- Developer: Seven Stars Multimedia
- Publisher: Seven Stars Multimedia
- Platform: Microsoft Windows
- Release: WW: July 1, 1998;
- Genre: Adventure video game
- Mode: Single-player

= Wacki: Kosmiczna Rozgrywka =

1998 video game

Wacki: Kosmiczna Rozgrywka is an adventure game by Seven Stars Multimedia released on July 1, 1998 for Windows.

== Plot and gameplay ==
Franz Josef and Edek Baryła, two Polish teenagers, have to help Aargh the alien gather pieces of A.C.M.E to stop a meteorite from destroying his home, because if his planet is gone, Earth will soon fall to the same fate.

The game has the generic gaming interface of a hand-drawn adventure title. It contains colourful cartoon, graphics and specific humor to Polish culture.

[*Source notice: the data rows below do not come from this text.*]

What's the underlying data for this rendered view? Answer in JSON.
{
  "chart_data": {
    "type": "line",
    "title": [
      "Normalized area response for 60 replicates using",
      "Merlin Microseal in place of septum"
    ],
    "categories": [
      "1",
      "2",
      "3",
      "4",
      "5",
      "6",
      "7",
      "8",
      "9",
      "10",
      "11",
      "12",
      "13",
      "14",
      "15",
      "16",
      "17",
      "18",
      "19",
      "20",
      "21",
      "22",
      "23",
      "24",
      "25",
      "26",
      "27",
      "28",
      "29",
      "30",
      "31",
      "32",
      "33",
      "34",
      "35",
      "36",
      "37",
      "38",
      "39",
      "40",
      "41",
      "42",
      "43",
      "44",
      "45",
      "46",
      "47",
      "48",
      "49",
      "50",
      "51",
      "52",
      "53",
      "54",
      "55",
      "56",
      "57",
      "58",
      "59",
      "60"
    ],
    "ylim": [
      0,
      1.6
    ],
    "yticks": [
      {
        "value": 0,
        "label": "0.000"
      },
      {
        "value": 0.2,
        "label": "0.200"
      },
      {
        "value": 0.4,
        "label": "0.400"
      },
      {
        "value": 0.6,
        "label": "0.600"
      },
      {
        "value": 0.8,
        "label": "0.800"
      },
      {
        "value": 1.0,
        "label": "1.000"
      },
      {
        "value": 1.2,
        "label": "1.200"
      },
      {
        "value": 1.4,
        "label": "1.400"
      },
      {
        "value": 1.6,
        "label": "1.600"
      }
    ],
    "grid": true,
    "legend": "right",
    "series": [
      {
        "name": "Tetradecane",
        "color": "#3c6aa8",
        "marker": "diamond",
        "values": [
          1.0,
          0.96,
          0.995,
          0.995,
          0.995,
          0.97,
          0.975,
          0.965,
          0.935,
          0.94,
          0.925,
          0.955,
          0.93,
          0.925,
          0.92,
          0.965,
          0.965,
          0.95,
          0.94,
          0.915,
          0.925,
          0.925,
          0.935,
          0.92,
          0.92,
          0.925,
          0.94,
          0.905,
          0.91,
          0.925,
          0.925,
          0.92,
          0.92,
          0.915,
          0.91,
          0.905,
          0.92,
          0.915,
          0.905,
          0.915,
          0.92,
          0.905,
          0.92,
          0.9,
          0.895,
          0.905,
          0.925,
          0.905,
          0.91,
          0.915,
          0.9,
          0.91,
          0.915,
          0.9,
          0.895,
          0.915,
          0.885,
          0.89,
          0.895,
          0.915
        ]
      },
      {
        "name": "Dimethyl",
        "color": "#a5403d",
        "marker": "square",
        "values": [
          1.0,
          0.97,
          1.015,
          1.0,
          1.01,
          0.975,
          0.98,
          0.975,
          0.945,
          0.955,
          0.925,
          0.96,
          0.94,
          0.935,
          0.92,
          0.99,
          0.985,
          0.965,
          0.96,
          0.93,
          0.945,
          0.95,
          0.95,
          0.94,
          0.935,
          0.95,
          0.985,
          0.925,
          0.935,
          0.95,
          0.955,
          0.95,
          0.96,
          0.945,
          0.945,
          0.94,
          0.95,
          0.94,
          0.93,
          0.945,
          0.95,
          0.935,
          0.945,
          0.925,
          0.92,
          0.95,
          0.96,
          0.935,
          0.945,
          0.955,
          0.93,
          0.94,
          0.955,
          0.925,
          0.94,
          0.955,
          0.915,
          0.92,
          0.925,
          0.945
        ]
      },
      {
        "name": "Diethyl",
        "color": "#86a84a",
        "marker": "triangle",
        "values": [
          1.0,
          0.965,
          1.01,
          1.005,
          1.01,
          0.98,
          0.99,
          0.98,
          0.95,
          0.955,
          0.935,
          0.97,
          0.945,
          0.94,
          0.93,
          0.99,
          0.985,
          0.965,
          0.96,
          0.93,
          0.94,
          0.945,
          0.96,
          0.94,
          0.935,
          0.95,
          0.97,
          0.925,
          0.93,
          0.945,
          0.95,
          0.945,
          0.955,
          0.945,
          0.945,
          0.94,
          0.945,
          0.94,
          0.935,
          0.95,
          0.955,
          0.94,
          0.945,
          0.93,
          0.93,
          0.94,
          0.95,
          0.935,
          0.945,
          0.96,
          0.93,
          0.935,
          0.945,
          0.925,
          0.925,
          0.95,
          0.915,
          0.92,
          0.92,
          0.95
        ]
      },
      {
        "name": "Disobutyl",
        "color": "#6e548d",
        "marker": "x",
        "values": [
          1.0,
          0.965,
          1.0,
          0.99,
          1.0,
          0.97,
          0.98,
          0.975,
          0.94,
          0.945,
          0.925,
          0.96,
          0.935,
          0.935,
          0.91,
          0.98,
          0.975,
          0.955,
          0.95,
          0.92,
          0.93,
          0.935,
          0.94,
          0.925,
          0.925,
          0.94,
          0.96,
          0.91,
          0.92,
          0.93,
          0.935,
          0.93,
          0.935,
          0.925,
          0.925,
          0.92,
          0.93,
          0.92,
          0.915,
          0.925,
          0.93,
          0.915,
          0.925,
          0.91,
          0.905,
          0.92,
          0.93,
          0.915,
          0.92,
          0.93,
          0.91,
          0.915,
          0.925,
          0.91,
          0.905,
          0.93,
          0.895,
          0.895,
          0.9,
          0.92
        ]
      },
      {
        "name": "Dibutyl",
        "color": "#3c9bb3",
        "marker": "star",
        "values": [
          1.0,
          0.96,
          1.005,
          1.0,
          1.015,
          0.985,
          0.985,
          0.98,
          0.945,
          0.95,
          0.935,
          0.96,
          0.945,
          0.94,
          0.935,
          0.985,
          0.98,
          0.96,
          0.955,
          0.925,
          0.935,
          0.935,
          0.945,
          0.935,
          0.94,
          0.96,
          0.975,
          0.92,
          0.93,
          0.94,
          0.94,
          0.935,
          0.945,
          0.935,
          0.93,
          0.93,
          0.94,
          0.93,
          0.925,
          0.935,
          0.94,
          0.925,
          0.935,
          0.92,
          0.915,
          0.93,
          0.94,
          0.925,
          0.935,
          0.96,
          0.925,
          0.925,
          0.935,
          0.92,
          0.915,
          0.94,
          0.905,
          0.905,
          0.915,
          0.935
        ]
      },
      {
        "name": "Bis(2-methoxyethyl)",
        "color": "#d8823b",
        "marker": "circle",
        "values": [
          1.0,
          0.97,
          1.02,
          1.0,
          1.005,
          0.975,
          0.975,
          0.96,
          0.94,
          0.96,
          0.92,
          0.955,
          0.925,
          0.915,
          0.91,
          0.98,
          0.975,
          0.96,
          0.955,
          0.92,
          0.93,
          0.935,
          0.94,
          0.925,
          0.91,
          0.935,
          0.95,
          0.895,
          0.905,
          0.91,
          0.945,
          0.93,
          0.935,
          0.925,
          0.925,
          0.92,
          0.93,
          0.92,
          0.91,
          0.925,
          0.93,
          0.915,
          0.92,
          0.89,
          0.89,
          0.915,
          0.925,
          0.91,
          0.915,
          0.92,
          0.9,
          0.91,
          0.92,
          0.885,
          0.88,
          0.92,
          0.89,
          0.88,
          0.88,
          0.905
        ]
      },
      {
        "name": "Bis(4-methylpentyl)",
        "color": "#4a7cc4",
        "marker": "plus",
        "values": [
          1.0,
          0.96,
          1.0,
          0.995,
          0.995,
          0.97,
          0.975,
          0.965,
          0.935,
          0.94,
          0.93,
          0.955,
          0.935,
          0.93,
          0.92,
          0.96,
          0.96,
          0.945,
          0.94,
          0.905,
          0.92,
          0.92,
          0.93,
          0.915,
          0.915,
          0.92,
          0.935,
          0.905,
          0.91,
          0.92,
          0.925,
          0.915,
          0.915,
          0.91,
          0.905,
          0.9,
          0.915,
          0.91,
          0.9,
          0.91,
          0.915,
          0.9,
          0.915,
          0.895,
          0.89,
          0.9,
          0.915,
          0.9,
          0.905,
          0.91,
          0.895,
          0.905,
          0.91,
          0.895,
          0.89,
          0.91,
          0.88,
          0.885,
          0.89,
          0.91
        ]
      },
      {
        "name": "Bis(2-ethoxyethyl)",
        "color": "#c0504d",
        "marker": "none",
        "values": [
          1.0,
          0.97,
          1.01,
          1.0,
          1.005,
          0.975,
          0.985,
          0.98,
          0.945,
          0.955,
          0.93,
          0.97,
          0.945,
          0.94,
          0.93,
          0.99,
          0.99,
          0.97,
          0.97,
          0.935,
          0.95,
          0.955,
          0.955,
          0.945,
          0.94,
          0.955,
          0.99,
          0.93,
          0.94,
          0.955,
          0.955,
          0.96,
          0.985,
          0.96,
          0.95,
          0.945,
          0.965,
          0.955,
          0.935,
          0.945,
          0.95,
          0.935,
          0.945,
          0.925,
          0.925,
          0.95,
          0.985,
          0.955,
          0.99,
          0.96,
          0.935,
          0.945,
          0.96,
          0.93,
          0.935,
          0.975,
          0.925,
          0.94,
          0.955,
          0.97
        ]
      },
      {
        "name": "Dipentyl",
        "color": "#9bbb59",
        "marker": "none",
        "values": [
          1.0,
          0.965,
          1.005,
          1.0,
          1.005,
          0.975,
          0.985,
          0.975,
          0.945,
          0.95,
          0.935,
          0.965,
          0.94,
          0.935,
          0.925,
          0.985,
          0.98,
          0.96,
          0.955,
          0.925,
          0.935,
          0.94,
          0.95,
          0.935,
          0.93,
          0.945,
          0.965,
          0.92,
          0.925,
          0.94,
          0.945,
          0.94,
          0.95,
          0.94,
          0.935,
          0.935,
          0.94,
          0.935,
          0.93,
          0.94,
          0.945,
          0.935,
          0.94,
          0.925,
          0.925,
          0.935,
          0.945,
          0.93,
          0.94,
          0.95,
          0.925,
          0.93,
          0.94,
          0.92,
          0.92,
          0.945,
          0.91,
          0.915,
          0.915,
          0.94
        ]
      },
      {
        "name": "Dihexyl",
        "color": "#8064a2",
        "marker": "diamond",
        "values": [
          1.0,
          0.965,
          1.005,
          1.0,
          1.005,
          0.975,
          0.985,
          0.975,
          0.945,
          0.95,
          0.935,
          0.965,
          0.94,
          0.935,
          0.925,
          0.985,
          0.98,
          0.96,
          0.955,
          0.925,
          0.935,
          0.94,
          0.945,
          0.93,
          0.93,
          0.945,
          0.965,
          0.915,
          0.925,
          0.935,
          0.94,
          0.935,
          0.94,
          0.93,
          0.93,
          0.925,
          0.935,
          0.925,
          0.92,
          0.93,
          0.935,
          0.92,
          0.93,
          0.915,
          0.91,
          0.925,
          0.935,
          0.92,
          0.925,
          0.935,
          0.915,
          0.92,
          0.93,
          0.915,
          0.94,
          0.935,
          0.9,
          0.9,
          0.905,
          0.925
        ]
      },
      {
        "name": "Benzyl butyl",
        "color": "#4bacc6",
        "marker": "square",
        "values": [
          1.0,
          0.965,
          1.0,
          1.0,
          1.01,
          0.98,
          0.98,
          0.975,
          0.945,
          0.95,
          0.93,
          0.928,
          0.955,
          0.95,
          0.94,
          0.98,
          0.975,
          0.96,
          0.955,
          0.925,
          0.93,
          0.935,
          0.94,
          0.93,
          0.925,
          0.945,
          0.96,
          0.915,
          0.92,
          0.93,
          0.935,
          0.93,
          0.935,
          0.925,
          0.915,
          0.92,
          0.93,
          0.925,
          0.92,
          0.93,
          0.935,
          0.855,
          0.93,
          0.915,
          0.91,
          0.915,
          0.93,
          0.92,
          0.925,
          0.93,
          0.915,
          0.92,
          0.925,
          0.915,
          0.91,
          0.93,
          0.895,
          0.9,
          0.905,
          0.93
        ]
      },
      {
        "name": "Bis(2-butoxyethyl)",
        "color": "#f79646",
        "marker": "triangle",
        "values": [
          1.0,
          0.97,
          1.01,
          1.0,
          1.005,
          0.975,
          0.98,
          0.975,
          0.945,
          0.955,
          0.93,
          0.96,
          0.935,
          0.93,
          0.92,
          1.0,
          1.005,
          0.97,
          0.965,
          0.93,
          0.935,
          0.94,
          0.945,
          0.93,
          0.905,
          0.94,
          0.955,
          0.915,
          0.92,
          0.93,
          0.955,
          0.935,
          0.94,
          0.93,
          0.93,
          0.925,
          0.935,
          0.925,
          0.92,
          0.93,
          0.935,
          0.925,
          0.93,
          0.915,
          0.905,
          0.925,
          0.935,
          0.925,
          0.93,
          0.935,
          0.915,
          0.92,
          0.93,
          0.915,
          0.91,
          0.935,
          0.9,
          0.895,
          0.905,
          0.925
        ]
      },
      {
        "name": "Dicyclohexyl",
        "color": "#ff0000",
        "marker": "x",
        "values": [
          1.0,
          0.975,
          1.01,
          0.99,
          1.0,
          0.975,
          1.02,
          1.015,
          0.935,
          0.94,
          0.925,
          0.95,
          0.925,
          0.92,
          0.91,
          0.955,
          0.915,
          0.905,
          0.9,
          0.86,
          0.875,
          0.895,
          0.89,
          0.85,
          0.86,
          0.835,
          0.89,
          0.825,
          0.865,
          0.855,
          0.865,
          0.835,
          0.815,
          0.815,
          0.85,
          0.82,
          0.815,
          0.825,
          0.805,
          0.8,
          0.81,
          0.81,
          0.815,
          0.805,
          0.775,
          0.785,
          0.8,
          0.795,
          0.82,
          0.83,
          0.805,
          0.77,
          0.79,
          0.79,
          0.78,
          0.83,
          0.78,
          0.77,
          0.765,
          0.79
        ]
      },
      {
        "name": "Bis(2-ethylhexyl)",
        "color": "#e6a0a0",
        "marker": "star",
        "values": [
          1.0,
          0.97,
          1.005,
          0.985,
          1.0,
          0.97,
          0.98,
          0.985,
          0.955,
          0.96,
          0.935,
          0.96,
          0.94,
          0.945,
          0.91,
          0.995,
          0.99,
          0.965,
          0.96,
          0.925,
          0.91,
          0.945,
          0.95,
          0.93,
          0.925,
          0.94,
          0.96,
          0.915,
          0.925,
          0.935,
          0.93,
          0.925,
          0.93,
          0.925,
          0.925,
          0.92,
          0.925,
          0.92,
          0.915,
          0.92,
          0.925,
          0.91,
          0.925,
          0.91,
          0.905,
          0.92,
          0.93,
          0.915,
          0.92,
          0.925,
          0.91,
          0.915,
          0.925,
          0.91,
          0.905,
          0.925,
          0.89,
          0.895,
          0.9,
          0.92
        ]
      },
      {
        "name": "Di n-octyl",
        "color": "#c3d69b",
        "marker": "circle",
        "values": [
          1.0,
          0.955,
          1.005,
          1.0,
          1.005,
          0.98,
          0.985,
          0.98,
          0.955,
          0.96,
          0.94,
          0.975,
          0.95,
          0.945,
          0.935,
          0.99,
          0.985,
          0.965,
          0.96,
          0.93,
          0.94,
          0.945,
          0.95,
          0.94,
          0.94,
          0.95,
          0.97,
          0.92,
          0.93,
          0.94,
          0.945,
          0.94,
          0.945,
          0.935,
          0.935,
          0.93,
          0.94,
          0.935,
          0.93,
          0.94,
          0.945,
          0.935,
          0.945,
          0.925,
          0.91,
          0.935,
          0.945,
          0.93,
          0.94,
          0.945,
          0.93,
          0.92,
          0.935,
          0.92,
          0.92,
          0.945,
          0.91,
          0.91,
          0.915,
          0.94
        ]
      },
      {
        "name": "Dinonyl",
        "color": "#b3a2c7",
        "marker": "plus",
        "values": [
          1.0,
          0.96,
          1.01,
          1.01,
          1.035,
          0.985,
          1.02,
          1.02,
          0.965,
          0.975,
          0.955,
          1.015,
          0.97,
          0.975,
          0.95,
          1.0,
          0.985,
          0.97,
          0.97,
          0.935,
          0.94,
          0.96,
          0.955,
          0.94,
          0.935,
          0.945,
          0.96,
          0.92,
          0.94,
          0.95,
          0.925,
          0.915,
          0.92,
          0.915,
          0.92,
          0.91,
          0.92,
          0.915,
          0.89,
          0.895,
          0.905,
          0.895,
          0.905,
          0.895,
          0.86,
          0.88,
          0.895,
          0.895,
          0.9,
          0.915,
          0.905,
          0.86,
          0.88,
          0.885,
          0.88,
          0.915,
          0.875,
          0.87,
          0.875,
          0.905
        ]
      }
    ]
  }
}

The game contains various easter eggs that were only discovered decades after the game's release.

== Production ==
In 1996, CD Projekt signed an exclusive distribution agreement with Seven Stars, which included this game upon its release.

== Critical reception ==
GamePressure and Gry Online gave it 8.6. Ekspert deemed it the perfect title for native Polish adventure gamers. Games Guru felt it was part of the group of cult games that held a special place in the hearts of older Polish gamers. Onet Technologie noted that while the game was humorous it is quite hard. Benchmark felt that the artistic achievements of Seven Stars ended with this title. Adventure Zone thought the game would appeal to lovers of titles like Day of the Tentacle. InnPoland felt the title didn't have innovative graphics or interface.